Re: [PATCH v2] ext4: fix fast commit inode enqueueing during a full journal commit

From: Jan Kara
Date: Fri May 24 2024 - 12:22:50 EST


On Thu 23-05-24 12:16:18, Luis Henriques (SUSE) wrote:
> When a full journal commit is on-going, any fast commit has to be enqueued
> into a different queue: FC_Q_STAGING instead of FC_Q_MAIN. This enqueueing
> is done only once, i.e. if an inode is already queued in a previous fast
> commit entry it won't be enqueued again. However, if a full commit starts
> _after_ the inode is enqueued into FC_Q_MAIN, the next fast commit needs to
> be done into FC_Q_STAGING. And this is not being done in function
> ext4_fc_track_template().
>
> This patch fixes the issue by flagging an inode that is already enqueued in
> either queues. Later, during the fast commit clean-up callback, if the
> inode has a tid that is bigger than the one being handled, that inode is
> re-enqueued into STAGING and the spliced back into MAIN.
>
> This bug was found using fstest generic/047. This test creates several 32k
> bytes files, sync'ing each of them after it's creation, and then shutting
> down the filesystem. Some data may be loss in this operation; for example a
> file may have it's size truncated to zero.
>
> Signed-off-by: Luis Henriques (SUSE) <luis.henriques@xxxxxxxxx>

Thanks for the fix. Some comments below:

> diff --git a/fs/ext4/ext4.h b/fs/ext4/ext4.h
> index 983dad8c07ec..4c308c18c3da 100644
> --- a/fs/ext4/ext4.h
> +++ b/fs/ext4/ext4.h
> @@ -1062,9 +1062,18 @@ struct ext4_inode_info {
> /* Fast commit wait queue for this inode */
> wait_queue_head_t i_fc_wait;
>
> - /* Protect concurrent accesses on i_fc_lblk_start, i_fc_lblk_len */
> + /*
> + * Protect concurrent accesses on i_fc_lblk_start, i_fc_lblk_len,
> + * i_fc_next
> + */
> struct mutex i_fc_lock;
>
> + /*
> + * Used to flag an inode as part of the next fast commit; will be
> + * reset during fast commit clean-up
> + */
> + tid_t i_fc_next;
> +

Do we really need new tid in the inode?
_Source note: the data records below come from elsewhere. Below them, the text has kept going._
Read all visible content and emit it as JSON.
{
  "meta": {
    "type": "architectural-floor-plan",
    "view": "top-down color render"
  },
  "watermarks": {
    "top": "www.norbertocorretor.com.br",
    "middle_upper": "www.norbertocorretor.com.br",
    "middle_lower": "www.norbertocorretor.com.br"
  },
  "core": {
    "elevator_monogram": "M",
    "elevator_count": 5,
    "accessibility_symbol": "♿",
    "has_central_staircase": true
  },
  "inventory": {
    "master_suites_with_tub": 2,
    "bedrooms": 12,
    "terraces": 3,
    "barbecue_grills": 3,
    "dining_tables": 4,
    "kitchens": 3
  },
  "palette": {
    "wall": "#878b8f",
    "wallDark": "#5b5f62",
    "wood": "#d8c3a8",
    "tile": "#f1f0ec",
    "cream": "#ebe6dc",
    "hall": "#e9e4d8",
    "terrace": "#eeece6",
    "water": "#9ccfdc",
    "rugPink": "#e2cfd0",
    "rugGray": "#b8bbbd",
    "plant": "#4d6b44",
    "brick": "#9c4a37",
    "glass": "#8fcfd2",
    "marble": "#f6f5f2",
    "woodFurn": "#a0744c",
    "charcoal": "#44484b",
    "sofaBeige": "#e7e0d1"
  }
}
I'd be kind of hoping we could use
EXT4_I(inode)->i_sync_tid for this - I can see we even already set it in
ext4_fc_track_template() and used for similar comparisons in fast commit
code.

> diff --git a/fs/ext4/fast_commit.c b/fs/ext4/fast_commit.c
> index 87c009e0c59a..bfdf249f0783 100644
> --- a/fs/ext4/fast_commit.c
> +++ b/fs/ext4/fast_commit.c
> @@ -402,6 +402,8 @@ static int ext4_fc_track_template(
> sbi->s_journal->j_flags & JBD2_FAST_COMMIT_ONGOING) ?
> &sbi->s_fc_q[FC_Q_STAGING] :
> &sbi->s_fc_q[FC_Q_MAIN]);
> + else
> + ei->i_fc_next = tid;
> spin_unlock(&sbi->s_fc_lock);
>
> return ret;
> @@ -1280,6 +1282,15 @@ static void ext4_fc_cleanup(journal_t *journal, int full, tid_t tid)
> list_for_each_entry_safe(iter, iter_n, &sbi->s_fc_q[FC_Q_MAIN],
> i_fc_list) {
> list_del_init(&iter->i_fc_list);
> + if (iter->i_fc_next == tid)
> + iter->i_fc_next = 0;
> + else if (iter->i_fc_next > tid)
^^^ careful here, TIDs do wrap so you need to use
tid_geq() for comparison.

> + /*
> + * re-enqueue inode into STAGING, which will later be
> + * splice back into MAIN
> + */
> + list_add_tail(&EXT4_I(&iter->vfs_inode)->i_fc_list,
> + &sbi->s_fc_q[FC_Q_STAGING]);
> ext4_clear_inode_state(&iter->vfs_inode,
> EXT4_STATE_FC_COMMITTING);
> if (iter->i_sync_tid <= tid)
^^^ and I can see this is buggy as
well and needs tid_geq() (not your fault obviously).

Honza
--
Jan Kara <jack@xxxxxxxx>
SUSE Labs, CR